USAID should choose wisely among the myriad of projects and programs it’s implementing around the world.

“I think the first place to look would be looking for cases where USAID has programs where the presence is going to be costly in terms of having USAID staff in a country and the program fund is relatively small and maybe not garnering the biggest impact,” Staats said.

Her suggestion echoes what USAID has in mind.
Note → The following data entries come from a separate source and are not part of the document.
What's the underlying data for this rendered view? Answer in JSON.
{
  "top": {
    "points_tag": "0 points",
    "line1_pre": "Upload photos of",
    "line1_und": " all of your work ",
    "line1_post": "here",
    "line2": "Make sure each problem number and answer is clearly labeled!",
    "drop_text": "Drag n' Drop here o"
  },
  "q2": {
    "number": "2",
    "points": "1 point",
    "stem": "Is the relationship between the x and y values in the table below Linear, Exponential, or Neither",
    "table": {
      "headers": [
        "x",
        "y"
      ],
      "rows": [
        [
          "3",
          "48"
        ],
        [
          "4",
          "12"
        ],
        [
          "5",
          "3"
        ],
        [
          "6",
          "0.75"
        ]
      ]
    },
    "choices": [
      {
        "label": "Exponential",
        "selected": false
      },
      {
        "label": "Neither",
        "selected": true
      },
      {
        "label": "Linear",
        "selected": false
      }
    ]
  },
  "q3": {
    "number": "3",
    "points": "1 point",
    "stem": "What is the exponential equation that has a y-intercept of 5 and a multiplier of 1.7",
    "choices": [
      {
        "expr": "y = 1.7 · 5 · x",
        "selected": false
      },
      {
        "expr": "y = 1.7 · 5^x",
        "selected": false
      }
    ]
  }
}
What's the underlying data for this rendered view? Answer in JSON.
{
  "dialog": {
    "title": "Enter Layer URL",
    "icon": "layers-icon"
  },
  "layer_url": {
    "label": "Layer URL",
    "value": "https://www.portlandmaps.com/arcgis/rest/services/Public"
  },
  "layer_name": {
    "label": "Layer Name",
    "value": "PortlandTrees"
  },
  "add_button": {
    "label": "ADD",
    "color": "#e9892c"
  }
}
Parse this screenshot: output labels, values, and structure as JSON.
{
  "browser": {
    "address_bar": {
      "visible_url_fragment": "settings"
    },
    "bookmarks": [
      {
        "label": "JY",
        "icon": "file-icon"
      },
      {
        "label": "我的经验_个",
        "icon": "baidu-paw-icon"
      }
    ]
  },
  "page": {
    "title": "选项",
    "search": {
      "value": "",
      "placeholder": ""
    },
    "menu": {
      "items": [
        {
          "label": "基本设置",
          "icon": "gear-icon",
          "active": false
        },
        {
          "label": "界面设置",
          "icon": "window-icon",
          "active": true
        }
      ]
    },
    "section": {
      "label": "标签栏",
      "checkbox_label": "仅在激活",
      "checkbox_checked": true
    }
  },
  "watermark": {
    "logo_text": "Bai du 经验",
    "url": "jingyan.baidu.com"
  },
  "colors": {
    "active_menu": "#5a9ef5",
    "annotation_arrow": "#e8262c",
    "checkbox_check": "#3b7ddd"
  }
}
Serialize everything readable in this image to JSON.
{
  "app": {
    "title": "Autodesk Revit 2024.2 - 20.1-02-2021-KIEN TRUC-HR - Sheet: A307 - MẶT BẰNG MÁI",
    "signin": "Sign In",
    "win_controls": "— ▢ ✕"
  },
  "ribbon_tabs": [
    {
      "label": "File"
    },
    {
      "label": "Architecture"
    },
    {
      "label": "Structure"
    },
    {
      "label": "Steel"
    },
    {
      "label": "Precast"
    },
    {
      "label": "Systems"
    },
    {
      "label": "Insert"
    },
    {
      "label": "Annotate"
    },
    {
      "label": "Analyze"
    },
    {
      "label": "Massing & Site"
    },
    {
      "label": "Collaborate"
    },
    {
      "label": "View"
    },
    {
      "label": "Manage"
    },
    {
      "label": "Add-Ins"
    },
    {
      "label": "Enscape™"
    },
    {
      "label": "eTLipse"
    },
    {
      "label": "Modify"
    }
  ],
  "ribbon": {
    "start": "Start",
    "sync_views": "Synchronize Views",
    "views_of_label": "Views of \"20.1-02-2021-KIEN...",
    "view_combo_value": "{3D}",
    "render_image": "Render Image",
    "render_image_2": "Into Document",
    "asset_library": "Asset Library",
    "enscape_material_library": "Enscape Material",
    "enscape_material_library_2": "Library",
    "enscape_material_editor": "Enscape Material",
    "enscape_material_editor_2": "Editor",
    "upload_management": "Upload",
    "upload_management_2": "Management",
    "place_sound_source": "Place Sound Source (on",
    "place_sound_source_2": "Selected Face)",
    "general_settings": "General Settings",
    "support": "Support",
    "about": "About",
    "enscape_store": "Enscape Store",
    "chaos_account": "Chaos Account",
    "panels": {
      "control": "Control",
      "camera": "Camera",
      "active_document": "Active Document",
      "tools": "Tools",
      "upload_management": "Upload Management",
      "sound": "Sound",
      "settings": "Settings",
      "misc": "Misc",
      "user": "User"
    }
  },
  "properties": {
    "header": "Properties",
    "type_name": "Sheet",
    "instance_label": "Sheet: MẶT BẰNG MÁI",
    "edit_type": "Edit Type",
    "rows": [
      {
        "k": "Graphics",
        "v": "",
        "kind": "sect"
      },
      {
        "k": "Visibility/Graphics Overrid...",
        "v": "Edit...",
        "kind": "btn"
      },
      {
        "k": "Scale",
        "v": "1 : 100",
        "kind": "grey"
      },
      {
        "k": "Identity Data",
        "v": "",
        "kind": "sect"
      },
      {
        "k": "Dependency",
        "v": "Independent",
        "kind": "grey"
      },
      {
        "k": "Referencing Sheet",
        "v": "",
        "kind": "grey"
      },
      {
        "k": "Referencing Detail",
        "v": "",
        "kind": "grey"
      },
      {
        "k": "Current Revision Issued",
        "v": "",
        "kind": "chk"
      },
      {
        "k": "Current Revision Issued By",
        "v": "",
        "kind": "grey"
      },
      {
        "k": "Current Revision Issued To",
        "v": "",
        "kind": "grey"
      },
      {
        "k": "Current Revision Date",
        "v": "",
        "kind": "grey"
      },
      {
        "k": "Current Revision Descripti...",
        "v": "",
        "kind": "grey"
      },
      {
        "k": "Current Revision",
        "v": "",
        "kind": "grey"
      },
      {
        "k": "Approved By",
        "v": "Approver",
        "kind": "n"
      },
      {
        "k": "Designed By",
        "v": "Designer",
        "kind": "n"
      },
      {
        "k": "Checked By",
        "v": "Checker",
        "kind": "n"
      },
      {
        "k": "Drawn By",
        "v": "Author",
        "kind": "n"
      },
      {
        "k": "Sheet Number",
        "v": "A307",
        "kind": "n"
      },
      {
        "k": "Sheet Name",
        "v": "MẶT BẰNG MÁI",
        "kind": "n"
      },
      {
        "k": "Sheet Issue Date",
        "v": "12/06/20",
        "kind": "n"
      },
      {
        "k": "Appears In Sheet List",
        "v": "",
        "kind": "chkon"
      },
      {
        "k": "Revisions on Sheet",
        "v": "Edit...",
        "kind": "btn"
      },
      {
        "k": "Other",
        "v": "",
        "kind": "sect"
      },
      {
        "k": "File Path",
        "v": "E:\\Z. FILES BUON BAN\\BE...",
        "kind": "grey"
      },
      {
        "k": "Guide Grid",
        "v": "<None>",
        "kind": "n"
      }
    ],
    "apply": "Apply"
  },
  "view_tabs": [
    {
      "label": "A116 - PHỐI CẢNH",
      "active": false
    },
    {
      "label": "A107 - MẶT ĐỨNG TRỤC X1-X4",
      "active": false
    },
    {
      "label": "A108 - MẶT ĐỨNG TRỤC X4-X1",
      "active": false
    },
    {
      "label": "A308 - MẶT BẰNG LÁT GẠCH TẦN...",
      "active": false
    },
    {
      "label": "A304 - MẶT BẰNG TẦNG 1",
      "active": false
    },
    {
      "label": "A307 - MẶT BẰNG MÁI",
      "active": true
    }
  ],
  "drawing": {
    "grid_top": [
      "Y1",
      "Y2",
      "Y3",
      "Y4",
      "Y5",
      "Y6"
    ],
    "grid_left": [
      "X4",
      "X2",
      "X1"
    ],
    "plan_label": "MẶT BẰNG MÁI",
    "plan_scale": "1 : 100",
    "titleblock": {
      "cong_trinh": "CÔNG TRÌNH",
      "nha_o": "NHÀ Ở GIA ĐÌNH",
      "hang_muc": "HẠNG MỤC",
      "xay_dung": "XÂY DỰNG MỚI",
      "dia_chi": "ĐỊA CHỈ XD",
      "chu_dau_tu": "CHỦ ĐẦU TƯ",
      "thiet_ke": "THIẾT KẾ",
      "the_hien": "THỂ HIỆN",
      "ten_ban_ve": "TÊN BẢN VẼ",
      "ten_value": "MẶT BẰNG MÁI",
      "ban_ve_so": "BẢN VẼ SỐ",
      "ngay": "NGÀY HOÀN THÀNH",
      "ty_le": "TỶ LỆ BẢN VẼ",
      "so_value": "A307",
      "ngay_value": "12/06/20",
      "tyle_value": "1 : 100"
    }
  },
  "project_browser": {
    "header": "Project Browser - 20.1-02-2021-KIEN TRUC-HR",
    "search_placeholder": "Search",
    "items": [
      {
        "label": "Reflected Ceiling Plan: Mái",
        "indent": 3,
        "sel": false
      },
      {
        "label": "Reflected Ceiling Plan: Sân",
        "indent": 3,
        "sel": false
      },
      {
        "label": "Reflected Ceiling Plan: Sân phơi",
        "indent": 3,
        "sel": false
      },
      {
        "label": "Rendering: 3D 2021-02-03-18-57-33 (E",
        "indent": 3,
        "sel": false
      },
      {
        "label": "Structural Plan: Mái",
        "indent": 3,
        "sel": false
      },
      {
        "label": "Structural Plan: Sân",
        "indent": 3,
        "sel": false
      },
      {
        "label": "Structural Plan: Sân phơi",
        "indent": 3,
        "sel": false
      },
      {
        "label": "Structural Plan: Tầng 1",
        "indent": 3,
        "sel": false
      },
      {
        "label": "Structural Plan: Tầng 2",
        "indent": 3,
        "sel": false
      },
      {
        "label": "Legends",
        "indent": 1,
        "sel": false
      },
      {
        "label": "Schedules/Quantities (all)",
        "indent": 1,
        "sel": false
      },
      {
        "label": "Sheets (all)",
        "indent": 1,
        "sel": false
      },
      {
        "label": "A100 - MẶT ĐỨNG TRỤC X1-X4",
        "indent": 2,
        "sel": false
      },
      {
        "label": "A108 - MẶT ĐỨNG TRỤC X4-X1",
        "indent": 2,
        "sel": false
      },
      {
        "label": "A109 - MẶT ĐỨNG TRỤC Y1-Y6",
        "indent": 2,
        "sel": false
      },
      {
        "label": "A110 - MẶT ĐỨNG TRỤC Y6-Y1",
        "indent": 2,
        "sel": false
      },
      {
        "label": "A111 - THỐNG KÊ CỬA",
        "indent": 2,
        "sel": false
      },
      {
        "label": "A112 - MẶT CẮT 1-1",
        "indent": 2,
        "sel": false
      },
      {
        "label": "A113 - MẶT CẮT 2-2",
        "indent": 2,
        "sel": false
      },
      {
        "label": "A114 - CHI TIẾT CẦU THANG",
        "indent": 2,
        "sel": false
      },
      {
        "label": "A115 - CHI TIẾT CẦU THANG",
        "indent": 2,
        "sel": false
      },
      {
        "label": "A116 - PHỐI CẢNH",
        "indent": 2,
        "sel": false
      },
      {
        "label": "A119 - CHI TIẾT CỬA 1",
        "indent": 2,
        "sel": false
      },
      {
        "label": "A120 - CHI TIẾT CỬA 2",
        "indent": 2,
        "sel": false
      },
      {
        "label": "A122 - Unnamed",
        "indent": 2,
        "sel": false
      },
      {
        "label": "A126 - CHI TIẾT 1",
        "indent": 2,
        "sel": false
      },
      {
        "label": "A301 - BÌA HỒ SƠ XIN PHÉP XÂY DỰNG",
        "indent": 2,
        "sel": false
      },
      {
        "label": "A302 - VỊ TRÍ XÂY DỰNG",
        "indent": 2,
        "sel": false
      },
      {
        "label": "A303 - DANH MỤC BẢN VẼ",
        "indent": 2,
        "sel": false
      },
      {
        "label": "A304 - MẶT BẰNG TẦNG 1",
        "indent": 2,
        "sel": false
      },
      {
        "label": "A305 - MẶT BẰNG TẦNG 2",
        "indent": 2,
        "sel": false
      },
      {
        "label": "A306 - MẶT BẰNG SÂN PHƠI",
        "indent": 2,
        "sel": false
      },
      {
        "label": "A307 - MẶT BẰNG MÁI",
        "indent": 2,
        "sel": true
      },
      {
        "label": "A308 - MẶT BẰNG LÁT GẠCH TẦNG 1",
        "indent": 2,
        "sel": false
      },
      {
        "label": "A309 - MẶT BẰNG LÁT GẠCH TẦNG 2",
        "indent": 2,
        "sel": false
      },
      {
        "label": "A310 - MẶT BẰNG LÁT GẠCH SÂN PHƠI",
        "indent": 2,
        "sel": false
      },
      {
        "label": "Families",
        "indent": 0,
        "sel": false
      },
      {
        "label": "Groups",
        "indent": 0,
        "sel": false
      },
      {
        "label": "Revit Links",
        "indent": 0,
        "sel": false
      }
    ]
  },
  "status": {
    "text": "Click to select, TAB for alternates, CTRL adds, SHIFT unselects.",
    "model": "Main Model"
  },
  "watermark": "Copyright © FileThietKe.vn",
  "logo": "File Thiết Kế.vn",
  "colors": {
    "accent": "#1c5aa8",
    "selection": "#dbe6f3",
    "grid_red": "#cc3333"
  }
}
Last year, USAID Deputy Administrator Don Steinberg told Devex: “This is a period where we’re going to have to focus and concentrate our efforts, and that’s part of what we’re doing right now, which is to eliminate some of our smaller programs where we cannot show development results.”

The ongoing budget crisis, Staats said, forces USAID to think.

“It could help them make some of the tough decisions that they wanted to make in the past but haven’t been able to,” she said.

Still, the game is not entirely played by USAID alone.

“A lot of it depends on the rules of the game that are coming from beyond USAID in terms of where the cuts will come from and how much flexibility the USAID will have in applying those,” Staats said.